Faculty Profiles
Communication Professor Focuses on Latina/o Media and Community Service Learning

If you’re interested in communication policy and new media development, the political economy of broadcasting and transnational telecommunications, the history of regulation, or cultural production in mass media, then newly tenured associate professor of communication Mari Castañeda is a woman you need to know. “My work focuses on new digital media and information technologies, especially as it relates to Latina/o communities,” she says. “I’m also very interested in community/university partnerships and am using my research to examine how community service learning (CSL) can enhance those partnerships.”
The College of Social and Behavioral Sciences at UMass Amherst encourages its majors to participate in CSL, a teaching and learning approach that integrates community service with academic study to enrich learning, teach civic responsibility, and strengthen communities. By combining service with learning objectives, CSL impacts recipients and providers through beneficial, even transforming, real world interactions. Such structured opportunities encourage students to grow through self-reflection, self-discovery, and the acquisition and comprehension of values, skills, and knowledge.
Castañeda is a leader in this area. With colleagues Erica Scharrer and Leda Cooks, she is engaged in research that measures learning in community service and is developing media literacy partnerships through pedagogy, design, and assessment of a communication-related CSL program. This past year, students in “Spanish-language Media” (fall and spring) worked with a variety of organizations and projects in the Pioneer Valley that serve Latina/o communities. With Luis Meléndez, music producer of “Tertulia,” (the only Spanish-language program on the entire NPR network, aired locally on WFCR 88.5 FM, Sunday, 9-12 p.m.), students worked on producing and facilitating the show’s public and cultural affairs segments. They also conducted a cultural assets inventory of Latina/o media and arts in the Pioneer Valley. Said one student, “The class made me realize the injustices still prevalent in America. I was naïve to that fact until…this class made me experience it. Now I notice…and would like to do something about it [in a future job]. This class and the CSL activities were an amazing experience. Mari rocks!”
As a communication studies major at UCLA in the 1990s, Castañeda was required to do internships at media outlets. “I worked for a radio station, Warner Brothers, and ABC,” she says. “Those internships made me realize that the political economy of the media industry was just as important as the content that was produced. A year later, while on a Ford-Mellon Foundation fellowship at Cornell, I fell in love with the library, research and teaching. Faculty mentors at both Cornell and UCLA encouraged me to pursue graduate school, and by the time I was a college junior, I knew that becoming a professor in communication/media studies, would combine all my interests as well as extend my passion for knowledge creation.”
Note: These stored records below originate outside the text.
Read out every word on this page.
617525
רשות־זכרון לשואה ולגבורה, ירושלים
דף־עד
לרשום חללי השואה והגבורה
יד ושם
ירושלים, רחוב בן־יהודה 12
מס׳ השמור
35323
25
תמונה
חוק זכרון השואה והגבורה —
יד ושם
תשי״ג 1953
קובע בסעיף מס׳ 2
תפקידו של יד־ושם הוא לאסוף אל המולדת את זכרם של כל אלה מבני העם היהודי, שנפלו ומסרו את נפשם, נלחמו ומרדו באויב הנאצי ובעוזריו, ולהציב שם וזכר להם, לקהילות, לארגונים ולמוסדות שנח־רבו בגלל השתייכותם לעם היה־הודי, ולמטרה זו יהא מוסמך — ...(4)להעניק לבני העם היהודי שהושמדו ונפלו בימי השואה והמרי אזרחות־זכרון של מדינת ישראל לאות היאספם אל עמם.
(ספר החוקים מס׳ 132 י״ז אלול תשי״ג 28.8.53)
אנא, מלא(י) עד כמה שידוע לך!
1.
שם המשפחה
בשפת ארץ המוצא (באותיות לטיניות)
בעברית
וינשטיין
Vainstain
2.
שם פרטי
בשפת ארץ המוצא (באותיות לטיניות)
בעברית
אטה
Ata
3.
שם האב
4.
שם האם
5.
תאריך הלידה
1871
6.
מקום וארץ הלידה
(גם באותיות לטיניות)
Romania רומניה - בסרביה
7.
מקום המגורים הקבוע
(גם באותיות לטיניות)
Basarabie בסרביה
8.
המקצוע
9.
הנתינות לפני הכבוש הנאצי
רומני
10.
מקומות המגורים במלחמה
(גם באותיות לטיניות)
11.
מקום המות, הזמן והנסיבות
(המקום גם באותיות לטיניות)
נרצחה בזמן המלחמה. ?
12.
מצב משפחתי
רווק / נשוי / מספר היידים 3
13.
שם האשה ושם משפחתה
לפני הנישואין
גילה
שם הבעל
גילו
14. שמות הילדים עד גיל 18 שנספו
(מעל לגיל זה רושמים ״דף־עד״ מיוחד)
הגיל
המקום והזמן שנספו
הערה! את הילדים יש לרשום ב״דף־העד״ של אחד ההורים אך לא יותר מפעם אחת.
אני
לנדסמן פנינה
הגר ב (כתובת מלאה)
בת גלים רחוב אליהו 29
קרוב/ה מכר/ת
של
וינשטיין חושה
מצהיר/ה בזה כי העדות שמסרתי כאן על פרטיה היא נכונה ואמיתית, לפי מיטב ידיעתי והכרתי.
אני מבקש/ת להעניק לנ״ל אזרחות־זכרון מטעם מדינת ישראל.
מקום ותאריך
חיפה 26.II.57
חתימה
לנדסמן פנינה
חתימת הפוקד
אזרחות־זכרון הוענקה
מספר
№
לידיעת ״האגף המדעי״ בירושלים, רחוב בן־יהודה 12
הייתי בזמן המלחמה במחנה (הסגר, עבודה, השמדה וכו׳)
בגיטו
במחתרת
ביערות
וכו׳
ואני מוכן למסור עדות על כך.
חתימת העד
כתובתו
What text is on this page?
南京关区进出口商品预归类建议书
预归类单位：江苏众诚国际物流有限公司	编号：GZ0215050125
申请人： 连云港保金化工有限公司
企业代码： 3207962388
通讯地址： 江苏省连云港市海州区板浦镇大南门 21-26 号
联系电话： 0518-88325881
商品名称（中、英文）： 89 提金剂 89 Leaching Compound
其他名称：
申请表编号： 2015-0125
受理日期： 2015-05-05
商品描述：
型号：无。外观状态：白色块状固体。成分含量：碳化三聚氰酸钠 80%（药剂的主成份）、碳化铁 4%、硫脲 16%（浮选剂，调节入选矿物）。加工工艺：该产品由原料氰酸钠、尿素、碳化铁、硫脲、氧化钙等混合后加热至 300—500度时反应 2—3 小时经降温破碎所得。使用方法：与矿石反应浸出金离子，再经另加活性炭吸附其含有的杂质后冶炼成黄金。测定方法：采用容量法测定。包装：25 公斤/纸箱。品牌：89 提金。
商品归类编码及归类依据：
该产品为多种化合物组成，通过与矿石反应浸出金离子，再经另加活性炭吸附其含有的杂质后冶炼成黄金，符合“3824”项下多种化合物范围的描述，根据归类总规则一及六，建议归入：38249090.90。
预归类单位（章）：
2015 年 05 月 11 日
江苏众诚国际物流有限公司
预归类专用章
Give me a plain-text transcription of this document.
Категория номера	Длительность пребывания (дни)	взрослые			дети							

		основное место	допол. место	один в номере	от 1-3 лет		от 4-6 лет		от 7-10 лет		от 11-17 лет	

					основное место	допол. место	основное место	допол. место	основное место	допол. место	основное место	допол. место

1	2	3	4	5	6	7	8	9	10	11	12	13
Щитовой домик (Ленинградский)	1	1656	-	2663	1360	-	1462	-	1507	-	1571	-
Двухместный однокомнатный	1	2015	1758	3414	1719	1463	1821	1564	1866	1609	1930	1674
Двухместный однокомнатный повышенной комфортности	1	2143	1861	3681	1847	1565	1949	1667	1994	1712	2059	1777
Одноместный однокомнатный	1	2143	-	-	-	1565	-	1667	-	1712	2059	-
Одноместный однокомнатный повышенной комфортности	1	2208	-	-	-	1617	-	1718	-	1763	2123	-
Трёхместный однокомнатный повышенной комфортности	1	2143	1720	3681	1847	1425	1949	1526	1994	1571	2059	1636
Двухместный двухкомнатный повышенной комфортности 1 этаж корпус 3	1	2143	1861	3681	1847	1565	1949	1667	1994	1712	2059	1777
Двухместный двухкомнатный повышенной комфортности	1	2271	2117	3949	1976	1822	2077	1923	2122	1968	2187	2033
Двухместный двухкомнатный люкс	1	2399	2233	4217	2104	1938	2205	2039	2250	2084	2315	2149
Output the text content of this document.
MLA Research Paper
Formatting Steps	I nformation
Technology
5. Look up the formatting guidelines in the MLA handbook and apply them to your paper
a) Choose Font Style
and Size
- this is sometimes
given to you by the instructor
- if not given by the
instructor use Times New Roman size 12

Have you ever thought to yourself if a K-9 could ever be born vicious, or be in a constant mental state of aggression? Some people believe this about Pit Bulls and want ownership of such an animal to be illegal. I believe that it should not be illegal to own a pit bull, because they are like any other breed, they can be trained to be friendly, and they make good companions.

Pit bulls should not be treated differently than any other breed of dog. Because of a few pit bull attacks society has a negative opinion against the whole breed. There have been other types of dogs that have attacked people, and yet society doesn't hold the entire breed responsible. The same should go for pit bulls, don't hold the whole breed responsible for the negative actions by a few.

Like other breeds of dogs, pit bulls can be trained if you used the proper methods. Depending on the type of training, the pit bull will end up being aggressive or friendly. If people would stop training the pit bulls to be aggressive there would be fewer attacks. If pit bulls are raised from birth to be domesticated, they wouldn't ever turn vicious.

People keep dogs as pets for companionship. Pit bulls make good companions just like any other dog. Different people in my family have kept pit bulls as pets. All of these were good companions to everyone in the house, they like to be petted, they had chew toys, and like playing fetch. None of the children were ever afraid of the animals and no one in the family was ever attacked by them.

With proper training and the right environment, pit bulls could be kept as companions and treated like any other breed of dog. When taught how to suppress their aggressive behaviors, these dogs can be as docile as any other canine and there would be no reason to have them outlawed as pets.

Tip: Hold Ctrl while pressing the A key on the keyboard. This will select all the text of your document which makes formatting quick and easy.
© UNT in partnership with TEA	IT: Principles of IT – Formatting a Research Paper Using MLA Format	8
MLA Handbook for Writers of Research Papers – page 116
Turns out, Castañeda was right. At the University of California, San Diego she completed her Ph.D. in communication cum laude, having focused her dissertation on the development of advanced digital television system in the U.S. between 1987-1997 and how it created new media property. “During my entire academic career—and continuing today as a professor—I have been fortunate to experience mentorship and support from faculty, family and friends, which helps sustain my ongoing passion for research, teaching and service,” Castañeda says. “I'm very proud of my work on Spanish-language media as well as my research on digital television. My scholarship is important to me and it feels great for others to acknowledge it as well.”
Castañeda has good reason to feel that way. Her expertise in Latina/o media is being tapped by lots of major publications. She has consulted with multiple nonprofit media outlets about the future of the industry and what they need to do to prepare themselves for the next stages of development. And in addition to an active speaking schedule focused on the media, Castañeda has spoken at many conferences about university-community partnerships, using her own work with CSL courses as case studies. She has an impressive list of publications, and has numerous works in progress, including a book and several peer-reviewed journal articles.
Joining the communication department at UMass Amherst six years ago, Castañeda says, was a good fit, noting that it was her first choice. “I was very familiar with the work of the faculty and appreciated how their research agendas and theoretical/methodological models fit with my own approaches. I felt they would be supportive of my scholarship, and thankfully, I was right. The students, too, are receptive of my research and teaching orientation. They continually surprise me with their political and cultural engagement, yet I still strive to challenge them and broaden their notions of the world. But I confess, as one of the few Chicana/Latina faculty members on campus, I often am inundated with student requests. I try hard to honor them, but I also struggle with having enough time to do everything.”
Castañeda’s work with students, however, has received top reviews. In 2002-03, she was one of eight Lilly Teaching Fellows selected by the Center for Teaching at UMass Amherst “for their promise in teaching and research, their interest in undergraduate teaching and in developing innovative teaching skills, and their potential for making a positive impact on the teaching culture,” and in 2004 Castañeda received the College of Social and Behavioral Sciences Teaching Award for excellence.